A toxic substance is simply a material which has toxic properties. It may be a individual toxic chemical or a mixture of chemicals e.g. lead chromate.

It may be organic toxins or inorganic toxins. Organic toxins contain carbon and are man-made large molecules. Inorganic toxins are specific chemicals that are derived from minerals.

Toxic substances may be systemic toxins or organ toxins. A systemic toxin is one that affects the entire body. e.g. potassium cyanide. It affects every cell and organ in the body.

A organ toxin may affect only specific tissues or organs. Lead is a specific organ toxin. It affects 3 target organs namely CNS, kidney and hematopoietic system.

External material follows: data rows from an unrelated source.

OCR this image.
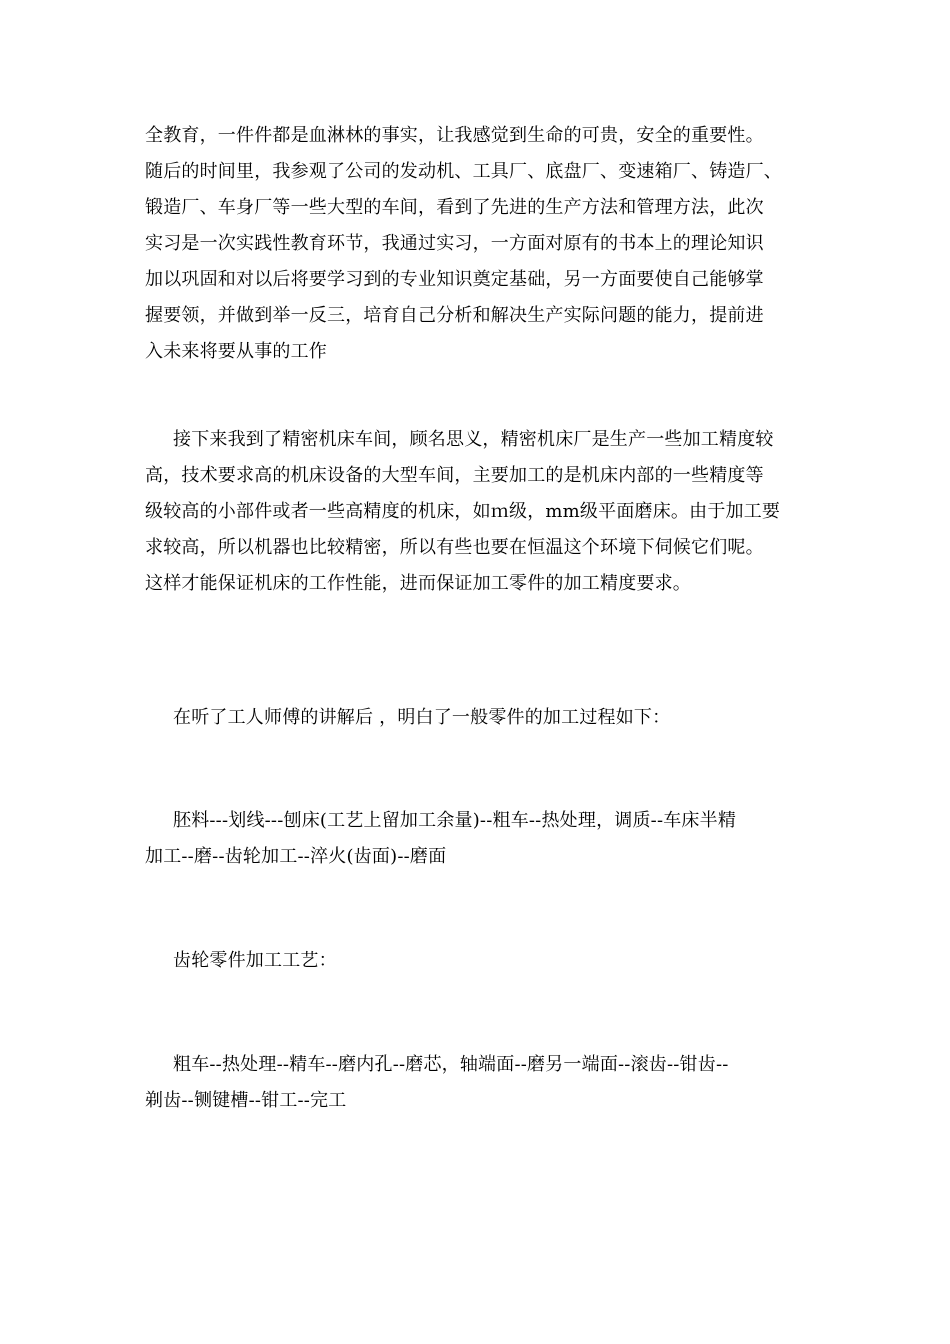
全教育，一件件都是血淋林的事实，让我感觉到生命的可贵，安全的重要性。
随后的时间里，我参观了公司的发动机、工具厂、底盘厂、变速箱厂、铸造厂、
锻造厂、车身厂等一些大型的车间，看到了先进的生产方法和管理方法，此次
实习是一次实践性教育环节，我通过实习，一方面对原有的书本上的理论知识
加以巩固和对以后将要学习到的专业知识奠定基础，另一方面要使自己能够掌
握要领，并做到举一反三，培育自己分析和解决生产实际问题的能力，提前进
入未来将要从事的工作

接下来我到了精密机床车间，顾名思义，精密机床厂是生产一些加工精度较
高，技术要求高的机床设备的大型车间，主要加工的是机床内部的一些精度等
级较高的小部件或者一些高精度的机床，如ｍ级，mm级平面磨床。由于加工要
求较高，所以机器也比较精密，所以有些也要在恒温这个环境下伺候它们呢。
这样才能保证机床的工作性能，进而保证加工零件的加工精度要求。

在听了工人师傅的讲解后 ，明白了一般零件的加工过程如下：

胚料---划线---刨床(工艺上留加工余量)--粗车--热处理，调质--车床半精
加工--磨--齿轮加工--淬火(齿面)--磨面

齿轮零件加工工艺：

粗车--热处理--精车--磨内孔--磨芯，轴端面--磨另一端面--滚齿--钳齿--
剃齿--铡键槽--钳工--完工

Concept of toxicity – toxicity is usually defined as the inherent property of a chemical to produce adverse biological effects. Toxicity is a function of  concentration (dose) and the duration of exposure. It is characterized in terms of acute or chronic effects and local or systemic effects. Analytical instruments cannot measure toxicity. They can measure the concentration of a chemical in the environment or in organism.

Application of knowledge and techniques of ecotoxicology

1. Determining contaminants leaching from wastes, their critical ecological thresholds and breakpoints.
2. Developing bio-marker –based monitoring systems.
3. Establishing protocols for the protection of natural environment.
4. Developing guidelines for risk assessment of anthropogenic wastes.
5. Contributing remedial ecological restoration measures.